We offer internships both for graduates and non-graduates, which are ideal for people who want to understand the business better and work with different teams before the possibility of getting a permanent position. And we also offer apprenticeships, which I’m a big fan of. We’ve had two apprentices who have gone on to be valuable members of staff, including Lacey Thornton, who started out as a Finance and Administration Apprentice and is now a Senior Account executive.
I think that apprenticeships are underrated in this country. We would actually have more apprentices working here at KISS, if we could get the quality of candidates. Part of the problem is that the providers don’t have enough familiarity with recruitment, so don’t understand the needs of the company. Perhaps there is an opportunity here to open up the market a bit.
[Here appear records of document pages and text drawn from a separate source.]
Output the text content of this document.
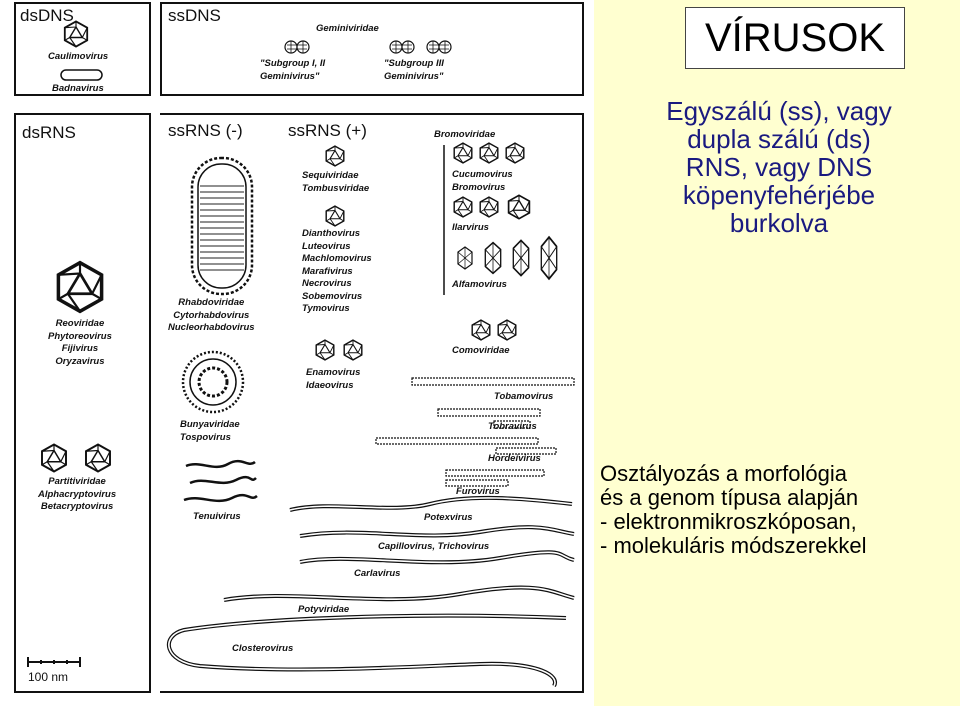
dsDNS	ssDNS
dsRNS	ssRNS (-)	ssRNS (+)
Geminiviridae
"Subgroup I, II
Geminivirus"
"Subgroup III
Geminivirus"
Caulimovirus
Badnavirus
Reoviridae
Phytoreovirus
Fijivirus
Oryzavirus
Partitiviridae
Alphacryptovirus
Betacryptovirus
Rhabdoviridae
Cytorhabdovirus
Nucleorhabdovirus
Bunyaviridae
Tospovirus
Tenuivirus
Sequiviridae
Tombusviridae
Dianthovirus
Luteovirus
Machlomovirus
Marafivirus
Necrovirus
Sobemovirus
Tymovirus
Enamovirus
Idaeovirus
Bromoviridae
Cucumovirus
Bromovirus
Ilarvirus
Alfamovirus
Comoviridae
Tobamovirus
Tobravirus
Hordeivirus
Furovirus
Potexvirus
Capillovirus, Trichovirus
Carlavirus
Potyviridae
Closterovirus
100 nm
VÍRUSOK
Egyszálú (ss), vagy
dupla szálú (ds)
RNS, vagy DNS
köpenyfehérjébe
burkolva
Osztályozás a morfológia
és a genom típusa alapján
- elektronmikroszkóposan,
- molekuláris módszerekkel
Apprenticeships are much more common in Continental Europe, particularly Germany where they are valued by employers, apprentices and parents alike. We have had German employees and interns working at KISS and their level of core skills, not to mention language skills, has always impressed me.
The German model
Germany is still one of Europe’s main manufacturing powerhouses and home to big engineering firms like Siemens, Volkswagen, Bosch and ThussenKrupp. And many of these companies rely on apprentices coming through to provide the next generation of engineers. Siemens, for example, provides a three-and-a-half year apprenticeship based in Berlin, that sees apprentices study at the Siemens Professional Education Vocational School and undertake practical sessions at its training centre. This can lead to a career in mechatronics or electrical engineering with Siemens or another employer.
In this country, Network Rail offers a great engineering apprenticeship, which sees a lot of competition for places. Apprenticeships are for three years, leading to an NVQ3 in railway engineering and careers in electrification and plant, overhead power, signalling or telecoms. In a similar vein, aircraft engineering firm Marshall offers advanced apprenticeships in aircraft maintenance, land systems and manufacturing support.
But it’s not just aspiring engineers who can benefit from apprenticeships, they can be a great entry route into public relations, marketing or business. With university fees now so expensive, apprenticeships need to be promoted by employers, colleges and the government as being a high-quality route into employment to rival a university education.
In fact, in the UK, the profile of apprentices is completely different to Germany. Most apprenticeships are taken up in health, public services and care, with business, administration and law a close second. Engineering and manufacturing come fourth after retail and commercial enterprise. Arts, media and publishing have one of the lowest take-up rates.
Links to further education colleges
I would like to see apprenticeships have stronger relationships with FE colleges, as small companies like ours cannot replicate the sort of training that a college can give to students on day release. What businesses are good at doing is on-the-job training and mentoring. But small companies – often with a single apprentice at a time, or apprentices all working towards different qualifications – cannot provide a classroom-learning experience like a college can. This is something that providers should look at for the apprenticeships that don’t currently feature classroom studies. German apprenticeships usually feature a strong element of classroom learning, alongside on-the-job training – this may be part of what’s missing.
I look forward to receiving future apprentices at KISS and I ask colleges, businesses, schools and parents to join me in championing apprenticeship schemes so that more young people will take advantage of them in the future.